Law discussion: A maul and a scrum
SPOTLIGHT: @rugby365com‘s law guru Paul Dobson looks at two incidents and reveals whether the referee got it wrong or right.
These two incidents touch on two fairly common occurrences that need closer investigation as they may at times be inaccurately/wrongly refereed.
Hurricanes vs Sharks
1. 53 minutes – maul first
All referees should watch this clip.
From a lineout, TJ Perenara of the Hurricanes chips ahead. Lukhanyo Am of the Sharks grabs the bouncing ball and is immediately grabbed by Ngani Laumape of the Hurricanes. Both stay upright. Others join in immediately – Vince Aso of the Hurricanes and Ox Nche of the Sharks. And others join in as well – Craig Burden and James Venter of the Sharks, and Scott Scrafton, Du Plessis Kirifi and Gareth Evans of the Hurricanes. With a great effort Am gets a knee down onto the ground. The group falls down and the referee awards a scrum to Hurricanes, saying that it had become a maul before Am got his knee to the ground.

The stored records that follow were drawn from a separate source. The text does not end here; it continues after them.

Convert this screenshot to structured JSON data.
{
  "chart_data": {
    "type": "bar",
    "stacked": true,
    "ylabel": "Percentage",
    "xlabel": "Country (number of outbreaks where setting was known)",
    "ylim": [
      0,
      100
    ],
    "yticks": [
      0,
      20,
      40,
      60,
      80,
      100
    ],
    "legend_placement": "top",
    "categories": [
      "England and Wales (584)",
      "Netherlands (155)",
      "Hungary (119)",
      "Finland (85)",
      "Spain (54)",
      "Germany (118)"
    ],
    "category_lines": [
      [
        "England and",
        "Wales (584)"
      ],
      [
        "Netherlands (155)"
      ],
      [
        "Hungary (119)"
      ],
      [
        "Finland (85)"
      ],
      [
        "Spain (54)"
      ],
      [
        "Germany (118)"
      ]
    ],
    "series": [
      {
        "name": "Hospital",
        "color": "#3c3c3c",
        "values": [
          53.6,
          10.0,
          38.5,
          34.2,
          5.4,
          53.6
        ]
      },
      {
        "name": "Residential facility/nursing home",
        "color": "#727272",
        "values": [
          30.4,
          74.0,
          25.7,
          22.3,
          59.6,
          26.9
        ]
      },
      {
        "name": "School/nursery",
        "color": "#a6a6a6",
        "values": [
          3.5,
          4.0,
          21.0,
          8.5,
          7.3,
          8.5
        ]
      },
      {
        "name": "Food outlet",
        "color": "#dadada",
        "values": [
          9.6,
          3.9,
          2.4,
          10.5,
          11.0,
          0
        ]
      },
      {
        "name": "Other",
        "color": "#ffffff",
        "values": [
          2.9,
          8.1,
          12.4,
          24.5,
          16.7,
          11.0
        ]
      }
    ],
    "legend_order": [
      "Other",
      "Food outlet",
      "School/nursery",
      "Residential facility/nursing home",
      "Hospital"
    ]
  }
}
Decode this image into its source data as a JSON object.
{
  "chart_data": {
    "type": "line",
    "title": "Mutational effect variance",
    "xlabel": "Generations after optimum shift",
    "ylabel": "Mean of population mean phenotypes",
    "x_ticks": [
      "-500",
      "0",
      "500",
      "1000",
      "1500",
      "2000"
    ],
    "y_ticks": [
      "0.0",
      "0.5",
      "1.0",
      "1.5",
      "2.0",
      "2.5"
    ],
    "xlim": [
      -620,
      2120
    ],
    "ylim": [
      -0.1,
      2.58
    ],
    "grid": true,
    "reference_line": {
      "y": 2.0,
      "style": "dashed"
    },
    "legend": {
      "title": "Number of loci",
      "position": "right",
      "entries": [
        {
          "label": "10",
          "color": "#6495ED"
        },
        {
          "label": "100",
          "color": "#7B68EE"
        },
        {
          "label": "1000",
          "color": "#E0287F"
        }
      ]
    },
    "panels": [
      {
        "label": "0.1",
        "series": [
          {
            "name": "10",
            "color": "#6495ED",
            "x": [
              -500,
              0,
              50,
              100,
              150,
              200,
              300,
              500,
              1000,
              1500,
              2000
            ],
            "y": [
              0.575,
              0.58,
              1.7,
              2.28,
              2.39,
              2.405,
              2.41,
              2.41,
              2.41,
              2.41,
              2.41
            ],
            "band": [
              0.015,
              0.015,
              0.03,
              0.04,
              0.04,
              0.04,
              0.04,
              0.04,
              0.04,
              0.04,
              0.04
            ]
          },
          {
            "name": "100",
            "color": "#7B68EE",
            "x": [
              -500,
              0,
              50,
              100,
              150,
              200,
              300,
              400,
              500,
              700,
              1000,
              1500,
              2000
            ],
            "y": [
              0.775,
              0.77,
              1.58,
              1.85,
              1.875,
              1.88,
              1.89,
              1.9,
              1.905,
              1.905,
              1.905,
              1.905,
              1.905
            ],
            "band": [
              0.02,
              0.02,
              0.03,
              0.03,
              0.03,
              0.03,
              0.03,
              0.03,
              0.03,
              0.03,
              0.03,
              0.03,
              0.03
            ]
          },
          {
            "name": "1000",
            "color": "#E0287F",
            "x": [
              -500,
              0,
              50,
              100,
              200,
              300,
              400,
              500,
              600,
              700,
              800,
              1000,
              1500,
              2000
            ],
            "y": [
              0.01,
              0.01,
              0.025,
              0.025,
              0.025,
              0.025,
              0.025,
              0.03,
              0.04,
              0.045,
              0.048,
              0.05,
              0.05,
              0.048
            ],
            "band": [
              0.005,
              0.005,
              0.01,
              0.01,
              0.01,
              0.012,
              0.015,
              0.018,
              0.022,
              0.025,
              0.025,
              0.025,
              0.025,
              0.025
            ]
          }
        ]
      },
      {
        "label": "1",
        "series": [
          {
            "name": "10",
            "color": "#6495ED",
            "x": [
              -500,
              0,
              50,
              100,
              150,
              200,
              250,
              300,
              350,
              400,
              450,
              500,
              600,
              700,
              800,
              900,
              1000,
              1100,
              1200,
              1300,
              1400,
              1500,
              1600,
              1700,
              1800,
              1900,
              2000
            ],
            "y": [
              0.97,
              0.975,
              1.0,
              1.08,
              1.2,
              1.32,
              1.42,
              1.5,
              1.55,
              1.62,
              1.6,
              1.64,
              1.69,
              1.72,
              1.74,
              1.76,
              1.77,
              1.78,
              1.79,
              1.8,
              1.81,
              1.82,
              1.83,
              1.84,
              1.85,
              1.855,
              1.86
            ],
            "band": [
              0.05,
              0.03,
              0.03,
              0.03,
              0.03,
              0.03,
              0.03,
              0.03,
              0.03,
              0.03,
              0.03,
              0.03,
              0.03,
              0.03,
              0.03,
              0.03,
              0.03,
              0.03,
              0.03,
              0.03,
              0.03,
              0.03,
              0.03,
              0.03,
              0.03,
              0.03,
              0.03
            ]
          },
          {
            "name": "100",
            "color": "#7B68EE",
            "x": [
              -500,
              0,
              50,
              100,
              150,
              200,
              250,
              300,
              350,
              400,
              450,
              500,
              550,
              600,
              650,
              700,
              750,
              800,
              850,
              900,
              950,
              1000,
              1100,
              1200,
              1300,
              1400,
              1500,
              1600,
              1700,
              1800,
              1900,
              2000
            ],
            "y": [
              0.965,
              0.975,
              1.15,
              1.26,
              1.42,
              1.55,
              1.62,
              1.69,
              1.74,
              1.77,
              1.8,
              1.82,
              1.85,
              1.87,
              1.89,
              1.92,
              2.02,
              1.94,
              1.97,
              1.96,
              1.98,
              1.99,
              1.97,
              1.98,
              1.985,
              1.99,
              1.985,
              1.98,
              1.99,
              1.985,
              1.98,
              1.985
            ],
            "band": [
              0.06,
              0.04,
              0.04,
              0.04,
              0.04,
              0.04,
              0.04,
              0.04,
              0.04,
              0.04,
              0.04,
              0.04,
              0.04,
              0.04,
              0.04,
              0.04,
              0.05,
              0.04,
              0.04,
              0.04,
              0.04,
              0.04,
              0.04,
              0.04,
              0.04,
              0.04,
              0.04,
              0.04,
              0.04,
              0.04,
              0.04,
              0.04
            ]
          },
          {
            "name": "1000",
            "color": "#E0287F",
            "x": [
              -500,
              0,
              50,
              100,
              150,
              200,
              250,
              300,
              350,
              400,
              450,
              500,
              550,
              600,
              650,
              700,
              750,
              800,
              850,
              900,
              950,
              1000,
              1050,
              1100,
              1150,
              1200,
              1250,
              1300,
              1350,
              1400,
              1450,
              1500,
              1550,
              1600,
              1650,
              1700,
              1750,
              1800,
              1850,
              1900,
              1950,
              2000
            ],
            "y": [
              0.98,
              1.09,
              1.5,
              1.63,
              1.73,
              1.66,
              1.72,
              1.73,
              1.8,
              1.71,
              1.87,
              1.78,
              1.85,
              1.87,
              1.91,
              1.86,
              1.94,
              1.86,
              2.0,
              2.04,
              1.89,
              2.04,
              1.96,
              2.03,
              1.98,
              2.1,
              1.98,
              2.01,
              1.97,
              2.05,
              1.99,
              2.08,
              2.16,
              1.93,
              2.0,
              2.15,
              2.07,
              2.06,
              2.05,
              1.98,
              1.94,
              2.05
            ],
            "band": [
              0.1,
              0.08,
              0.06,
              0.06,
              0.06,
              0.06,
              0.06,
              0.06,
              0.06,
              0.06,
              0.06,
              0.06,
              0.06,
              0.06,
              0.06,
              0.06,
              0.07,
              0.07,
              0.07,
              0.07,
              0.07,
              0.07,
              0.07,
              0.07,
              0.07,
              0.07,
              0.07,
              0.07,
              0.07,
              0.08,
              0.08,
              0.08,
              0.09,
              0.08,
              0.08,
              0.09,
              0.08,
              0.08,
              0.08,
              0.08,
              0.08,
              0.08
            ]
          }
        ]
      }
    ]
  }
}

The timing is important and so are the definitions.
Maul: A phase of play consisting of a ball-carrier and at least one player from each team, bound together and on their feet.
It takes only three players to make a maul. In this case there is Am of the Sharks, who is the ball carrier, Laumape of the Hurricanes and the first Shark to join in – Ox Nche. Now the laws that apply to a maul become relevant.
A maul stays a maul till it is over. It does not turn into anything else – a tackle or a ruck. It is a maul from start to finish.
How does it finish?
Law 16 ENDING A MAUL
16. A maul ends and play continues when:
a. The ball or ball-carrier leaves the maul.
b. The ball is on the ground.
c. The ball is on or over the goal line.
17. A maul ends unsuccessfully when:
a. The ball becomes unplayable.
b. The maul collapses (not as a result of foul play).
c. The maul does not move towards a goal line for longer than five seconds and the ball does not emerge.
d. The ball-carrier goes to ground and the ball is not immediately available.
e. The ball is available to be played, the referee has called “use it” and it has not been played within five seconds of the call.
Law 17.b applies to this maul. It fell down for an unsuccessful ending.
So the referee awards a scrum. Whose put-in?
Infringement/stoppage: A maul that ends unsuccessfully.
Location of scrum: In the scrum zone at the point closest to where the maul ended.
Who throws in: The team not in possession at the start of the maul. If the referee cannot decide which team had possession, the team moving forward before the maul stopped. If neither team was moving forward, the attacking team.
What the referee decides here is correct. Too often the maul, forms and then the ball-carrier’s knee touches the ground and the referee decides that a tackle had happened.
2. 10 minutes: “Standing up”
TJ Perenara of the Hurricanes puts the ball into a scrum. The Hurricanes put pressure on the Sharks and shunt them back. The front rows start bulging and then Kerron van Vuuren, the Sharks hooker, breaks his head clear of the front row. After allowing for advantage the referee penalises Van Vuuren for “standing up.”.
Below we have penalties for forward infringements while a scrum is taking place. Standing up is not one of them.
Pushing up is an infringement, not pulling out.
It could never be made an infringement because, mostly, a front row player pulls his head out because of pressure on his neck which is potentially dangerous. You will find that in most cases like this the hooker has his chin on his chest and cannot breathe. To expect him to stay through the pain and danger is lunacy.
Law 19 DURING A SCRUM
25. If a scrum collapses or if a player in the scrum is lifted or is forced upwards out of the scrum, the referee must blow the whistle immediately so that players stop pushing.
Law 19 DANGEROUS PLAY AND RESTRICTED PRACTICES IN A SCRUM
37. Dangerous play in a scrum includes:
a. A front-row charging against the opposition.
b. Pulling an opponent.
c. Intentionally lifting an opponent off their feet or forcing them upwards out of the scrum.
d. Intentionally collapsing a scrum.
e. Intentionally falling or kneeling.
This is an important point, too often wrongly refereed.